Price controls? What price controls?

From the New York Times:

Federal health officials plan to announce a proposal today that could save taxpayers at least $16 billion over the next decade by slashing the amounts Medicare pays for more than two dozen cancer and lung drugs, a move almost certain to raise an outcry among cancer specialists and some drug companies.

The health care industry has been bracing for rollbacks. But until today's report, few outside the Medicare agency have known the extent of the price cuts, which for some drugs would be as much as 89 percent below current levels. Besides saving the government money, the changes would directly benefit Medicare recipients, who pay 20 percent of the prices their doctors charge for the drugs.

..

The changes result from last year's Medicare drug law. The legislation's primary purpose was to set up a program that in 2006 will begin paying for prescription drugs dispensed by pharmacies. But the law also overhauled the way Medicare pays for certain drugs it already covers - mainly cancer and lung medications that are not available through pharmacies but are administered through intravenous tubes or mist machines.

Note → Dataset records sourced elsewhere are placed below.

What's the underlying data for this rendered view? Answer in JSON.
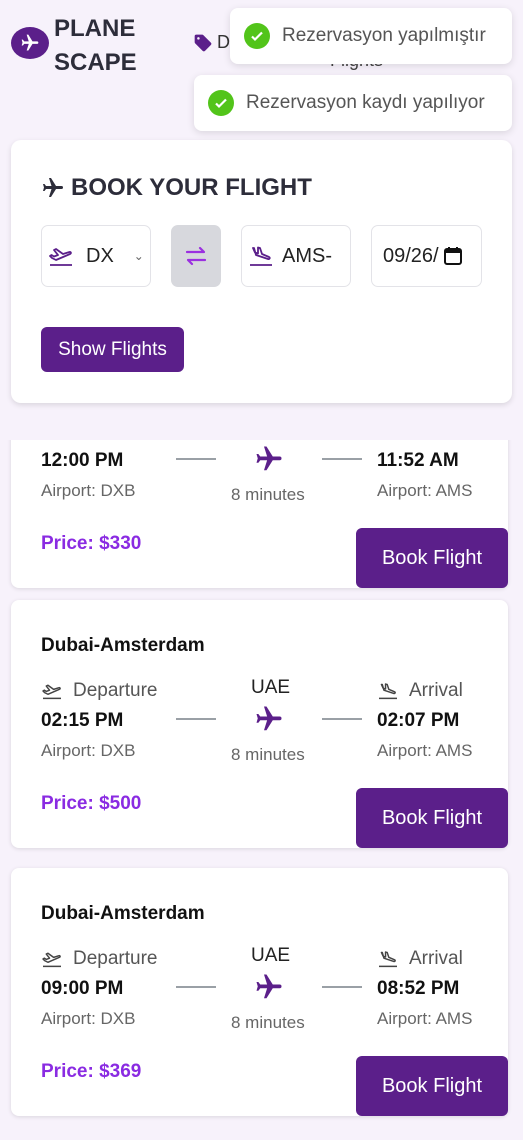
{
  "header": {
    "logo_line1": "PLANE",
    "logo_line2": "SCAPE",
    "deals_label": "D",
    "flights_label": "Flights"
  },
  "toasts": [
    {
      "text": "Rezervasyon yapılmıştır",
      "icon": "check-circle-icon"
    },
    {
      "text": "Rezervasyon kaydı yapılıyor",
      "icon": "check-circle-icon"
    }
  ],
  "booking": {
    "title": "BOOK YOUR FLIGHT",
    "from_value": "DX",
    "to_value": "AMS-",
    "date_value": "09/26/",
    "show_button": "Show Flights"
  },
  "flights": [
    {
      "route": "",
      "departure_label": "",
      "arrival_label": "",
      "airline": "",
      "dep_time": "12:00 PM",
      "arr_time": "11:52 AM",
      "dep_airport": "Airport: DXB",
      "arr_airport": "Airport: AMS",
      "duration": "8 minutes",
      "price": "Price: $330",
      "book_label": "Book Flight"
    },
    {
      "route": "Dubai-Amsterdam",
      "departure_label": "Departure",
      "arrival_label": "Arrival",
      "airline": "UAE",
      "dep_time": "02:15 PM",
      "arr_time": "02:07 PM",
      "dep_airport": "Airport: DXB",
      "arr_airport": "Airport: AMS",
      "duration": "8 minutes",
      "price": "Price: $500",
      "book_label": "Book Flight"
    },
    {
      "route": "Dubai-Amsterdam",
      "departure_label": "Departure",
      "arrival_label": "Arrival",
      "airline": "UAE",
      "dep_time": "09:00 PM",
      "arr_time": "08:52 PM",
      "dep_airport": "Airport: DXB",
      "arr_airport": "Airport: AMS",
      "duration": "8 minutes",
      "price": "Price: $369",
      "book_label": "Book Flight"
    }
  ],
  "colors": {
    "brand": "#5b1f8a",
    "price": "#8a2be2",
    "success": "#52c41a"
  }
}
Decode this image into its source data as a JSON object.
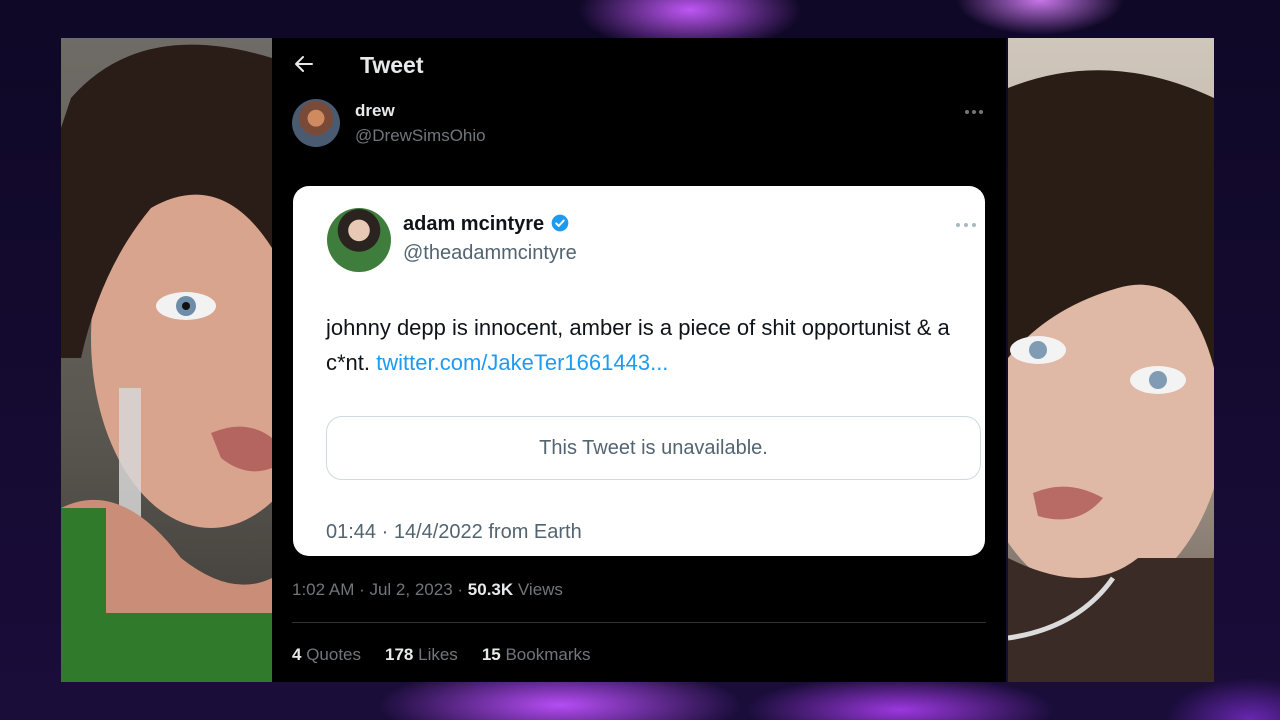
{
  "header": {
    "title": "Tweet"
  },
  "author": {
    "name": "drew",
    "handle": "@DrewSimsOhio"
  },
  "quoted": {
    "name": "adam mcintyre",
    "handle": "@theadammcintyre",
    "text": "johnny depp is innocent, amber is a piece of shit opportunist & a c*nt.",
    "link": "twitter.com/JakeTer1661443...",
    "unavailable": "This Tweet is unavailable.",
    "meta": "01:44 · 14/4/2022 from Earth"
  },
  "tweet_meta": {
    "datetime": "1:02 AM · Jul 2, 2023 ·",
    "views_count": "50.3K",
    "views_label": "Views"
  },
  "stats": [
    {
      "count": "4",
      "label": "Quotes"
    },
    {
      "count": "178",
      "label": "Likes"
    },
    {
      "count": "15",
      "label": "Bookmarks"
    }
  ],
  "colors": {
    "accent": "#1d9bf0",
    "panel": "#000000",
    "muted": "#71767b"
  },
  "icons": [
    "back-arrow-icon",
    "more-icon",
    "verified-badge-icon"
  ]
}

Some critics of the Medicare expansion complained that it didn't provide for the government to use its "bargaining power" to "negotiate" the price of drugs as the Veterans Administration does. It looks to me like the government knows how to "negotiate" just fine. Really this is nothing new in Medicare; physician services have been price-controlled for quite a while. (Of course, sometimes officials goof and create excess demand. In other cases, doctors increase volume to make up for low reimbursements.)

Anyway, this is a tension you have in any third party payer system: get out the checkbook and pay whatever price they charge versus dictate the price you'll pay. Private insurers do the same thing, but they have an incentive to strike a bargain acceptable to providers to create a bigger network that is more attractive to consumers.

The prescription drug Medicare expansion is supposed to create similar competition in prescription drug insurance. That's the plan anyway. I'm skeptical. Democrats are outright hostile to privatization or competition of any sort. Even Republicans are often tepid in their support. For example, Don Young moved to exempt Alaskan airports from air traffic control privatization efforts. And here is a USA Today article that mentions a proposed pilot program in the Medicare expansion bill:

Beginning in 2010, it provides for a six-year program under which new private plans will compete directly with traditional Medicare in a few areas around the country.

Critics said it will lead to the privatizing of Medicare. Even some Republican supporters of the bill lobbied to have their states exempted, hoping to shield seniors from the possibility of higher premiums.

Privatization for thee, but not for me. Feh.

So, when the Medicare drug coverage begins in earnest we're getting either more competition or more government control. I hope it's competition; history argues in favor of more control.